Tunisie: Vous avez dit racisme ?
Il a fallu l'apparition sur le petit écran d’un jeune noir pour présenter les prévisions météorologiques sur la chaîne nationale pour que les Tunisiens se rappellent qu’ils ont des compatriotes noirs qui sont installés depuis la nuit des temps dans le pays, qui constituent une des strates de la société tunisienne, qui représentent le dixième de la population et même le quart dans certaines régions du sud. Pourtant, cette communauté est totalement invisible dans l'espace public, que ce soit dans la haute administration, la classe politique ou dans les spots et affiches publicitaires, le cinéma et les feuilletons, Et si, par extraordinaire, on fait appel à eux, c'est pour camper des personnages falots ou peu recommandables. En un mot comme en mille, serions-nous, par hasard, des racistes qui s'ignorent ?
Pourquoi la Tunisie peine-t-elle encore à inscrire dans les faits des droits qu'elle a eu le mérite de reconnaître avant la France de Victor Schœlcher et les Etats-Unis d’Abraham Lincoln, lorsqu’elle avait aboli l’esclavage il y a 172 ans ? Y-at-il des pesanteurs sociologiques qui freinent l’intégration totale de la communauté noire pourtant bien ancrée dans sa tunisianité, mais qui est ostracisée de fait dans bien des secteurs ?
Dieu merci, la Tunisie n’a jamais connu de conflits raciaux, mais il subsiste une certaine condescendance, un racisme ordinaire vis à vis de cette communauté: les plaisanteries déplacées, les regards méprisants, les confusions sémantiques qui consistent à désigner un Noir sous le vocable de «oussif», alors que ce mot signifie esclave, certaines pratiques qui ont résisté au temps comme le fait d’accoler systématiquement le terme «atig» au nom de tout nouveau-né, de réserver des bus pour les ouvriers noirs sur les chantiers comme dans l’Alabama du gouverneur Wallace dans les années soixante ou l’Afrique du Sud de l’apartheid. Faudra-t-il aller jusqu’à recourir au «busing» à l’américaine pour y mettre un terme ?
Le propre d’une révolution est de remettre en question l’ordre établi, d’être un accélérateur du changement social, de faire tomber les tabous. La révolution tunisienne nous a permis de prendre conscience de la gravité de certaines anomalies qui nous semblaient relever de l’ordre naturel des choses et dans le cas d’espèce de lever le voile pudique qui couvrait certaines pratiques relevant même du racisme le plus abject. C’est le destin de la Tunisie d’être pionnière en matière de droits de l’homme dans le monde arabe. Un débat sur le racisme n'est jamais inopportun. Il faut bien un jour ou l’autre briser la conspiration du silence qui entoure cette question sous le prétexte fallacieux que «ce n’est pas le moment», quand bien même, le pays serait encore sous le coup du drame des Iles Kerkennah ou devrait faire face à une crise économique sans précédent.

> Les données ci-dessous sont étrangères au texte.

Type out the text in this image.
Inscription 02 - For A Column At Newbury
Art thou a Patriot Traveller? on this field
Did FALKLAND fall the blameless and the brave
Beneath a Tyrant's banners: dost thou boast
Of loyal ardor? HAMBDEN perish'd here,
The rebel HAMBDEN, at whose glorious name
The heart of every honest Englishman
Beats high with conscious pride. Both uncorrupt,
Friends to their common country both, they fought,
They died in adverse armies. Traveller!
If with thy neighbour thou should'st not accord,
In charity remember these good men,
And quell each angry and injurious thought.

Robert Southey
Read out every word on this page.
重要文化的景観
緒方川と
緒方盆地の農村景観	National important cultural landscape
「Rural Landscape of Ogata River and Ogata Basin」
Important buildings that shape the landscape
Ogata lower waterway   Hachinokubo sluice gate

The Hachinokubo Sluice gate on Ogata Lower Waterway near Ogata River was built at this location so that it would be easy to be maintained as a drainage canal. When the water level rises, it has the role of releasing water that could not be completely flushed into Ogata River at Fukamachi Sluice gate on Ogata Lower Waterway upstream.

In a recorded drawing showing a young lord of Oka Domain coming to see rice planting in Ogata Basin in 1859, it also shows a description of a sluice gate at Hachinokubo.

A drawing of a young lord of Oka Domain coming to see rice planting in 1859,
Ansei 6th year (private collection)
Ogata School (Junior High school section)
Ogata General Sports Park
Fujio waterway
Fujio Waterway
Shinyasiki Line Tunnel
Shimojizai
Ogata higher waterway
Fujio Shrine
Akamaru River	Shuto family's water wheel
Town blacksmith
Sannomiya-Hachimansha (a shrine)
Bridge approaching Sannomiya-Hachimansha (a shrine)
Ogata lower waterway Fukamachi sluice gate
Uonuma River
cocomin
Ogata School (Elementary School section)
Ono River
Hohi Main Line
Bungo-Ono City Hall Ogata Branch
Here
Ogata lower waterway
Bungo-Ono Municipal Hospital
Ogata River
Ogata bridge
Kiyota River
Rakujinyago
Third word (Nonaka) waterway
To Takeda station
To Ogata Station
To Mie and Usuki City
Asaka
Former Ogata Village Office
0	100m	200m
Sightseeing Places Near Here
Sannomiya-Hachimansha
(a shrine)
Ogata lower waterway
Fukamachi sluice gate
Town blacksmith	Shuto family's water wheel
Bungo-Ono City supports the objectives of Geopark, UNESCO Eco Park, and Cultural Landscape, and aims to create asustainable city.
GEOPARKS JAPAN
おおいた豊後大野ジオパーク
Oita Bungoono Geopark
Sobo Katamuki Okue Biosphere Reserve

La révolution nous a permis de débattre de ce thème comme sur tant d’autres, sans lignes rouges et qui plus est dans un climat apaisé. Autant persévérer dans cette voie, surtout que nous avons accusé un retard certain sur ce plan. Le projet de loi criminalisant le racisme sous toutes ses formes, unique dans le monde arabe, qui sera transmis prochainement à l’ARP, après une gestation qui a duré deux ans, nous permettra de le combler. Mais il ne sera pas suffisant pour faire bouger les lignes. Il faut que tous les Tunisiens soient sensibilisés à ce problème et s’en sentent concernés, à l’instar de ce commandant de bord de Tunisair qui a fait descendre de l’avion une passagère qui avait proféré des injures racistes à l’encontre d’une hôtesse de l’air. Le Tunisien noir ne veut pas être un Oncle Tom, mais un citoyen à part entière. En théorie comme en pratique. Pour le moment, il a l’impression d’être un citoyen entièrement à part.